IL10RA Modulates Crizotinib Sensitivity in NPM1-ALK-positive Anaplastic Large Cell Lymphoma

Nom de la revue
Nina Prokoph, Nicola Anna Probst, Liam Changwoo Lee, Jack Michael Monahan, Jamie David Matthews, Huan-Chang Liang, Klaas Bahnsen, Ivonne A Montes-Mojarro, Elif Karaca Atabay, Geeta Geeta Sharma, Vikas Malik, Hugo Larose, Sorcha Denise Forde, Stephen Paul Ducray, Cosimo Lobello, Qi Wang, Shi-Lu Luan, Sarka Pospisilova, Carlo B Gambacorti-Passerini, Amos Burke, Shahid Pervez, Andishe Attarbaschi, Andrea Janikova, Helene Pacquement, Judith Landman-Parker, Anne Lambilliotte, Gudrun Schleiermacher, Wolfram Klapper, Ralf Jauch, Wilhelm Woessmann, Gilles Vassal, Lukas Kenner, Olaf Merkel, Luca Mologni, Roberto Chiarle, Laurence Brugieres, Birgit Geoerger, Isaia Barbieri, Suzanne D Turner

Anaplastic Large Cell Lymphoma (ALCL) is a T-cell malignancy predominantly driven by a hyperactive Anaplastic Lymphoma Kinase (ALK) fusion protein.
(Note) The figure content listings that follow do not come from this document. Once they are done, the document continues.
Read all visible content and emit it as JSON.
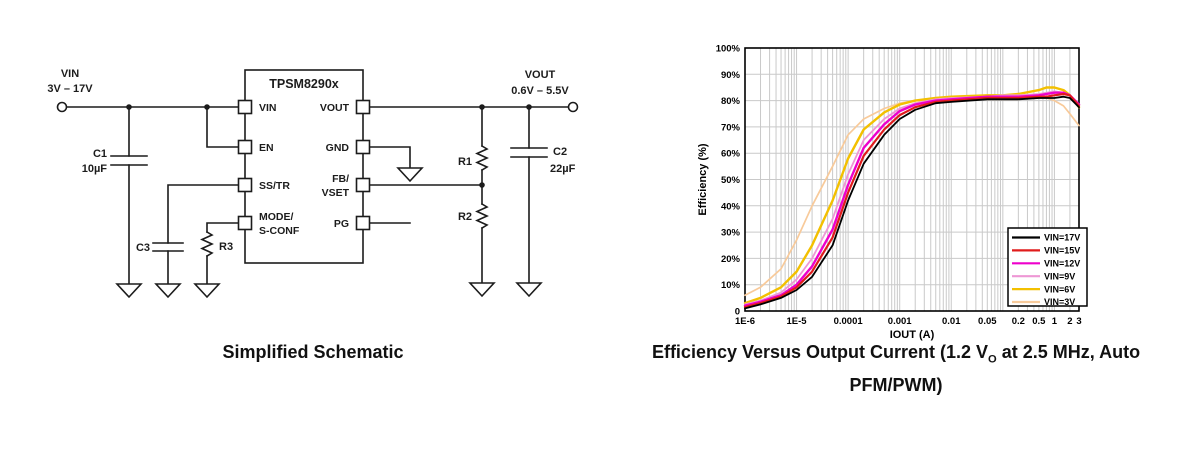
{
  "schematic": {
    "caption": "Simplified Schematic",
    "ic_title": "TPSM8290x",
    "vin_label": "VIN",
    "vin_range": "3V – 17V",
    "vout_label": "VOUT",
    "vout_range": "0.6V – 5.5V",
    "pin_vin": "VIN",
    "pin_en": "EN",
    "pin_sstr": "SS/TR",
    "pin_mode1": "MODE/",
    "pin_mode2": "S-CONF",
    "pin_vout": "VOUT",
    "pin_gnd": "GND",
    "pin_fb1": "FB/",
    "pin_fb2": "VSET",
    "pin_pg": "PG",
    "c1": "C1",
    "c1_value": "10µF",
    "c2": "C2",
    "c2_value": "22µF",
    "c3": "C3",
    "r1": "R1",
    "r2": "R2",
    "r3": "R3"
  },
  "chart": {
    "caption_pre": "Efficiency Versus Output Current (1.2 V",
    "caption_sub": "O",
    "caption_post": " at 2.5 MHz, Auto PFM/PWM)"
  },
  "chart_data": {
    "type": "line",
    "title": "Efficiency Versus Output Current (1.2 VO at 2.5 MHz, Auto PFM/PWM)",
    "xlabel": "IOUT (A)",
    "ylabel": "Efficiency (%)",
    "x_scale": "log",
    "xlim": [
      1e-06,
      3
    ],
    "ylim": [
      0,
      100
    ],
    "grid": true,
    "grid_color": "#c9c9c9",
    "legend_position": "lower right",
    "x_ticks": [
      {
        "v": 1e-06,
        "label": "1E-6"
      },
      {
        "v": 1e-05,
        "label": "1E-5"
      },
      {
        "v": 0.0001,
        "label": "0.0001"
      },
      {
        "v": 0.001,
        "label": "0.001"
      },
      {
        "v": 0.01,
        "label": "0.01"
      },
      {
        "v": 0.05,
        "label": "0.05"
      },
      {
        "v": 0.2,
        "label": "0.2"
      },
      {
        "v": 0.5,
        "label": "0.5"
      },
      {
        "v": 1,
        "label": "1"
      },
      {
        "v": 2,
        "label": "2"
      },
      {
        "v": 3,
        "label": "3"
      }
    ],
    "y_ticks": [
      {
        "v": 0,
        "label": "0"
      },
      {
        "v": 10,
        "label": "10%"
      },
      {
        "v": 20,
        "label": "20%"
      },
      {
        "v": 30,
        "label": "30%"
      },
      {
        "v": 40,
        "label": "40%"
      },
      {
        "v": 50,
        "label": "50%"
      },
      {
        "v": 60,
        "label": "60%"
      },
      {
        "v": 70,
        "label": "70%"
      },
      {
        "v": 80,
        "label": "80%"
      },
      {
        "v": 90,
        "label": "90%"
      },
      {
        "v": 100,
        "label": "100%"
      }
    ],
    "x": [
      1e-06,
      2e-06,
      5e-06,
      1e-05,
      2e-05,
      5e-05,
      0.0001,
      0.0002,
      0.0005,
      0.001,
      0.002,
      0.005,
      0.01,
      0.05,
      0.1,
      0.2,
      0.5,
      0.7,
      1,
      1.5,
      2,
      3
    ],
    "series": [
      {
        "name": "VIN=17V",
        "color": "#000000",
        "lw": 1.8,
        "values": [
          1,
          2.5,
          5,
          8,
          13,
          25,
          42,
          56,
          67,
          73,
          76.5,
          79,
          79.5,
          80.5,
          80.5,
          80.5,
          81,
          81,
          81,
          81.5,
          81,
          77.5
        ]
      },
      {
        "name": "VIN=15V",
        "color": "#e01c1c",
        "lw": 2.2,
        "values": [
          1.5,
          3,
          5.5,
          9,
          15,
          28,
          45,
          59,
          69,
          74.5,
          77.5,
          79.5,
          80,
          81,
          81,
          81,
          81.5,
          81.5,
          82,
          82.5,
          82,
          78
        ]
      },
      {
        "name": "VIN=12V",
        "color": "#ee00cc",
        "lw": 2.4,
        "values": [
          2,
          3.5,
          6,
          10,
          17,
          31,
          48,
          62,
          71,
          76,
          78.5,
          80,
          80.5,
          81.5,
          81.5,
          81.5,
          82,
          82.5,
          83,
          83,
          82,
          78.5
        ]
      },
      {
        "name": "VIN=9V",
        "color": "#ee97d5",
        "lw": 1.8,
        "values": [
          2.5,
          4,
          7,
          12,
          20,
          35,
          52,
          65,
          73,
          77,
          79,
          80.5,
          81,
          81.5,
          82,
          82,
          82.5,
          83,
          83.5,
          83,
          82,
          78.5
        ]
      },
      {
        "name": "VIN=6V",
        "color": "#f3c000",
        "lw": 2.4,
        "values": [
          3,
          5,
          9,
          15,
          25,
          42,
          58,
          69,
          75.5,
          78.5,
          80,
          81,
          81.5,
          82,
          82,
          82.5,
          84,
          85,
          85,
          84,
          82,
          77.5
        ]
      },
      {
        "name": "VIN=3V",
        "color": "#f8ca9a",
        "lw": 1.7,
        "values": [
          6,
          9,
          16,
          27,
          40,
          55,
          67,
          73,
          77,
          79,
          80,
          80.5,
          80.5,
          80.5,
          80.5,
          80.5,
          81,
          81,
          80,
          78,
          75,
          70.5
        ]
      }
    ]
  }
}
ALK inhibitors such as crizotinib provide alternatives to standard chemotherapy with reduced toxicity and side effects. Children with lymphomas driven by NPM1-ALK fusion proteins achieved an objective response rate to ALK inhibition therapy of 54-90% in clinical trials. However, a subset of patients progress within the first 3 months of treatment. The mechanism for the development of ALK inhibitor resistance is unknown. Through genome-wide CRISPR activation and knockout screens in ALCL cell lines combined with RNA-seq data derived from ALK inhibitor relapsed patient tumors, we show that resistance to ALK inhibition by crizotinib in ALCL can be driven by aberrant upregulation of IL10RA. Elevated IL10RA expression rewires the STAT3 signaling pathway bypassing otherwise critical phosphorylation by NPM1-ALK. IL10RA expression does not correlate with response to standard chemotherapy in pediatric patients suggesting that combination of crizotinib with chemotherapy could prevent ALK-inhibitor resistance-specific relapse. Trials registered as NCT01979536/NCT02034981/UMIN000028075.